= Elly Vilhjálms =

Icelandic singer

Henný Eldey Vilhjálmsdóttir (28 December 1935 – 16 November 1995), known professionally as Elly Vilhjálms, was an Icelandic singer, regarded as one of the most popular female vocalists in Iceland in the 1960s and 1970s. She also performed with her brother Vilhjálmur Vilhjálmsson and with Ragnar Bjarnason.

== Biography ==
Vilhjálms was born in Merkines on the Reykjaness peninsula. She had four brothers, including musician Vilhjálmur Hólmar.

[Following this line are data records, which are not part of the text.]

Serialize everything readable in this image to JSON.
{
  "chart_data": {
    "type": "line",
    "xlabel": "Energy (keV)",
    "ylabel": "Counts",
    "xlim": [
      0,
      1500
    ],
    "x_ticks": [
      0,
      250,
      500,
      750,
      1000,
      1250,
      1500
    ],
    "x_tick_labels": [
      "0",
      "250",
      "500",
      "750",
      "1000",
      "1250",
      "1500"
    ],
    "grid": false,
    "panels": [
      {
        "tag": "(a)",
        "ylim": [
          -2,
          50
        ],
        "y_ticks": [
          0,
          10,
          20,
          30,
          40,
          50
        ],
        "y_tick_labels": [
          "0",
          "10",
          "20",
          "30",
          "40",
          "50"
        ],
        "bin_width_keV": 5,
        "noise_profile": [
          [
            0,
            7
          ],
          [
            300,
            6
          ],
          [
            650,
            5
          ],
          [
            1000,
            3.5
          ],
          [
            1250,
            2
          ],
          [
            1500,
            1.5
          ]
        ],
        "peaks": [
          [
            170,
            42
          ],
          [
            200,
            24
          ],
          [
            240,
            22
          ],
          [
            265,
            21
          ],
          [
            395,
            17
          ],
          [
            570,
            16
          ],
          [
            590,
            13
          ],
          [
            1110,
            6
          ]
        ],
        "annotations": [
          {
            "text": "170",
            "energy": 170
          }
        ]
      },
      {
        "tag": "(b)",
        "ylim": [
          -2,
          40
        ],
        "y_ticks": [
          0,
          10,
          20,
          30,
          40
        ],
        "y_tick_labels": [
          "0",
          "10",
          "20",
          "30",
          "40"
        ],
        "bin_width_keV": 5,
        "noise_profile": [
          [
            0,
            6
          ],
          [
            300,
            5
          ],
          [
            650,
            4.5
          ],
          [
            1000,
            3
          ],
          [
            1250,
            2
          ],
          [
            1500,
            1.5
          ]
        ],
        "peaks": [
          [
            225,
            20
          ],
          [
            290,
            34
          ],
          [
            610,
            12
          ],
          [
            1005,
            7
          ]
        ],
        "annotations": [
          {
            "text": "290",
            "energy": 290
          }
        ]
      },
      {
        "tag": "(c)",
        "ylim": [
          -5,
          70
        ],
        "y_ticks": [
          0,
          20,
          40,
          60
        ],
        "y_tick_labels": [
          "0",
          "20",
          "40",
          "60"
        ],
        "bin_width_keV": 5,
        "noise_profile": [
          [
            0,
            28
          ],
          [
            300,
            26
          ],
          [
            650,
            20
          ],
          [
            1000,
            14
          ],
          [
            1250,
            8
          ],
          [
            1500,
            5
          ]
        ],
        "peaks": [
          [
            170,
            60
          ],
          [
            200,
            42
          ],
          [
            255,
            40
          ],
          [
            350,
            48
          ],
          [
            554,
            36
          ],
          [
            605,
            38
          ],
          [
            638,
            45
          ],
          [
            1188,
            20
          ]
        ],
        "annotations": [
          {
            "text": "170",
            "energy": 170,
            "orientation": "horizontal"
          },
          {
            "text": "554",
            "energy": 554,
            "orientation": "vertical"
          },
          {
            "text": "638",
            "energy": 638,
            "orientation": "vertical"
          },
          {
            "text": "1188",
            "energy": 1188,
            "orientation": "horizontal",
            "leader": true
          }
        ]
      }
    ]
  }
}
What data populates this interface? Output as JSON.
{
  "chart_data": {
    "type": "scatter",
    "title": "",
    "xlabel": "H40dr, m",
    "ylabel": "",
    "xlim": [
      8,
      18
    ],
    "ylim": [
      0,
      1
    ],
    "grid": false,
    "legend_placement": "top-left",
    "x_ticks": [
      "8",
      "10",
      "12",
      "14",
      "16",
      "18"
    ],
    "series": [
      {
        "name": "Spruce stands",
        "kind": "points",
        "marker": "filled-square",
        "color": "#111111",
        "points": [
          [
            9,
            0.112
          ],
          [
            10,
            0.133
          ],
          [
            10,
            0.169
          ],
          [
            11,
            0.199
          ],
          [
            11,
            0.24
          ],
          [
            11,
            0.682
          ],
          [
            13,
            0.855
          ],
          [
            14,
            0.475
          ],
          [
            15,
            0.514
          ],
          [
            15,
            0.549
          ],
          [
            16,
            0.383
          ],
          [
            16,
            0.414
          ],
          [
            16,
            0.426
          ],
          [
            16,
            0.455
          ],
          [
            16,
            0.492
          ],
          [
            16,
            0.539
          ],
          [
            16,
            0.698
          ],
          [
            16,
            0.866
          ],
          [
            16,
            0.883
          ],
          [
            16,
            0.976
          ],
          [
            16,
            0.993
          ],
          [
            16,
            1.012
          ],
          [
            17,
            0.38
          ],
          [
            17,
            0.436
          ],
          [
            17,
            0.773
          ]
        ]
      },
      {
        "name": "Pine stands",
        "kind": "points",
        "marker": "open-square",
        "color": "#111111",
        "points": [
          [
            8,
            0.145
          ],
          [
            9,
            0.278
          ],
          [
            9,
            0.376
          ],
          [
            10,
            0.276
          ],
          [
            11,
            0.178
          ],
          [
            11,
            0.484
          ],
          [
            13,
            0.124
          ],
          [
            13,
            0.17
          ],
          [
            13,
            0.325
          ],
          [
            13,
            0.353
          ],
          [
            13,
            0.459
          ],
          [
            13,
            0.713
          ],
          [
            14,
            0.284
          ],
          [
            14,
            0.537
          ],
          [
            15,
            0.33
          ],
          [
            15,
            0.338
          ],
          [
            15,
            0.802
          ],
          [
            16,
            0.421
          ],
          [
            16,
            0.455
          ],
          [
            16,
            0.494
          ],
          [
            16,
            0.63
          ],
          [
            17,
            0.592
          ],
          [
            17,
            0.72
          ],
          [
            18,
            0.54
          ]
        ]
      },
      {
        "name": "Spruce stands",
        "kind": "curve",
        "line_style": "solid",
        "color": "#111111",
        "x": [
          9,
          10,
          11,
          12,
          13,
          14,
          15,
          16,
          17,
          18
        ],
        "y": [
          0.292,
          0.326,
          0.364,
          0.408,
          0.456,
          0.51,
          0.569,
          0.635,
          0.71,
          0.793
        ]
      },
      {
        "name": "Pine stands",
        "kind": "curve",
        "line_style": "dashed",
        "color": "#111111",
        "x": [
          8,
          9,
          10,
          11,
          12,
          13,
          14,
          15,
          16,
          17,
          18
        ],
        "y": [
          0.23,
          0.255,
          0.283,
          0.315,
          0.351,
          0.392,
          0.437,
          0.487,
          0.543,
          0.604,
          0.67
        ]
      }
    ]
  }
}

Elly started off her career in 1956 as a member of the band Orion, founded by her first husband Eyþór Þorláksson. It was the only Icelandic band to ever join a show of the United Service Organizations and to tour military bases, before disbanding in 1958.

In 1962, Elly recorded the song "Vegir liggja til allra átta" as part of the soundtrack of the film 79 af stöðinni (internationally released as The Girl Gogo), written by Indriði G. Þorsteinsson and directed by Erik Balling, achieving her breakthrough. Until the 1970s, she recorded numerous other hits – including "Sveitin milli sanda", "Ég vil fara upp í sveit", "Ég veit þú kemur", "Í grænum mó" and the English-language song "Almost like Being in Love" – as well as two solo LPs. Many of her successes were covers of foreign songs, as in the case of "Heyr mína bæn", a 1965 recording of "Non ho l'età", the Italian winning song for the Eurovision Song Contest 1964.

One of her performances featured in Grey's Anatomy in 2021.